This research was conducted in order to enable primary producers to maximize the use of cheap roughage sources while still maintaining body weight during dry winter months when the crude protein (CP) content of roughage sources are at a minimum. The data obtained from this study will give an economic advantage when formulating supplements to be used during this time of the year.
The aim of this study was to determine the optimum level of non-protein-nitrogen (NPN) and fermentable metabolizable energy (FME) to increase microbial protein synthesis, optimize rumen fermentation and increase digestibility of dry matter (DM) and neutral detergent fibre (NDF) in sheep fed on poor quality forages. A metabolic trial was conducted where intake of DM, organic matter (OM), NDF and CP was recorded; rumen volatile fatty acid (VFA) production was recorded as well as rumen pH over the different treatments. Microbial protein synthesis was determined by analysing purine derivatives in the urine. An in situ trial was also done to determine changes in ruminal digestibility of DM and NDF on different treatments.
Five treatments were used. Treatment 1 consisted of NPN and FME balanced according to the NRC (2007) requirements for a 50kg whether, and served as a control. Treatment. Treatment 2 consisted 15% less NPN than control but the same amount of FME than control while treatment 3 consisted 15% more NPN than the control but the same amount of FME as the control treatment. Treatment 4 consisted of 15% less FME, but the same amount of NPN, than the control treatment, while treatment 5 consisted of 15% more FME, but the same amount of NPN than the control treatment.
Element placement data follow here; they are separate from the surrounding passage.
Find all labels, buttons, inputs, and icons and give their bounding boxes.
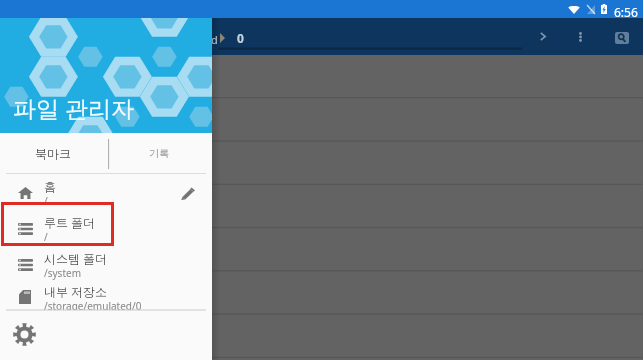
staticText: /storage/emulated/0 [44, 299, 142, 310]
button[interactable]: 기록 [106, 133, 212, 173]
staticText: / [44, 230, 48, 244]
staticText: 루트 폴더 [44, 214, 96, 230]
button[interactable]: 홈 [0, 175, 212, 211]
button[interactable]: Search [615, 32, 629, 44]
staticText: d [211, 32, 218, 47]
button[interactable]: 북마크 [0, 133, 106, 173]
button[interactable]: 루트 폴더 [0, 211, 212, 247]
staticText: 내부 저장소 [44, 283, 108, 299]
button[interactable]: Edit [172, 177, 204, 209]
staticText: 6:56 [614, 4, 638, 20]
staticText: 0 [237, 30, 244, 46]
button[interactable]: 내부 저장소 [0, 283, 212, 310]
staticText: 시스템 폴더 [44, 250, 108, 266]
staticText: 홈 [44, 179, 56, 194]
button[interactable]: Settings [9, 319, 39, 349]
staticText: 기록 [149, 147, 169, 160]
button[interactable]: 시스템 폴더 [0, 247, 212, 283]
staticText: 파일 관리자 [13, 92, 134, 123]
button[interactable]: More options [565, 21, 596, 52]
staticText: /system [44, 266, 81, 280]
staticText: / [44, 194, 48, 208]
staticText: 북마크 [35, 146, 71, 161]
button[interactable]: Forward [527, 21, 558, 52]
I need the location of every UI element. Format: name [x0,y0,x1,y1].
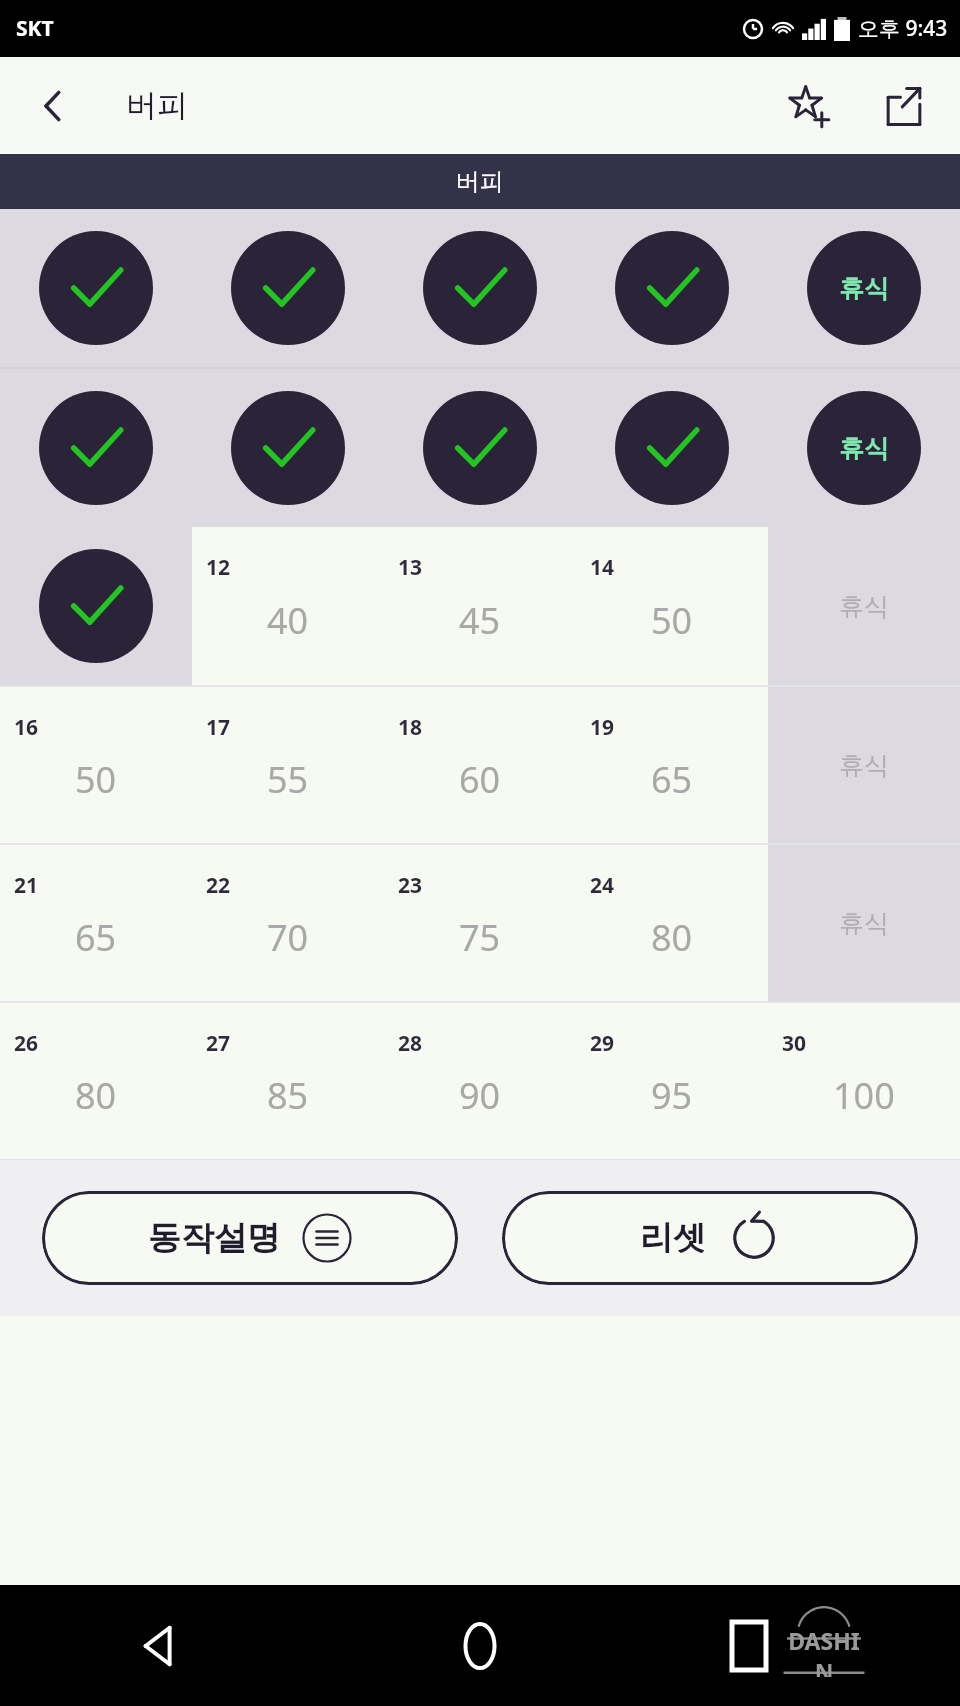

A 5 x 5 Latin square design was used in this study. Five Merino wethers were allowed to adapt to supplements which were infused directly into the rumen at 9:00 and 15:30 every day. After adaptation animals were placed in individual metabolic crates for three and given three day to adapt to crate environment. After the initial three days the sampling period commenced. Results obtained indicated that treatment had no effect on DM, OM, NDF and water intake but intake of CP was significantly increased for treatment 3 when compared to treatment 2. When intake of DM, OM, NDF and CP, related to metabolic bodyweight (W0.75) was calculated, treatment 5 resulted in lower intake of both water and NDF as compared to treatment 4. Differences between levels of FME and NPN in this study was insufficient to have an influence on DMD, OMD or NDFD however, CP degradability was increased for treatment 3 and treatment 5. Ruminal pH was unaffected by treatment. Increased levels of NH3-N for treatment 3 when compared to treatment 1 and 2, was observed. Both treatments 2 and 5 resulted significant decreases in rumen NH3-N. Treatments had no effect on the proportions of VFA produced or on the Acetate to Propionate produced ratio. Treatment 3 caused an improvement in CP an N balance when compared to treatment 1 and 2. Treatment 3, when compared to treatment 1 and 2, lead to an increase in N balance/kgW0.75. Treatment 5 caused a higher microbial protein synthesis in contrast to treatment 4. Results from the in situ trial showed a decreased a-value (solubility) for the NDF fraction of treatment 3 when compared to treatment 2. The rate of degradability (c) of both DM and NDF was increased for treatment 2 compared with treatment 3. The b, ED and PD values showed no response to treatment.
Dissertation (MSc Agric)--University of Pretoria, 2014.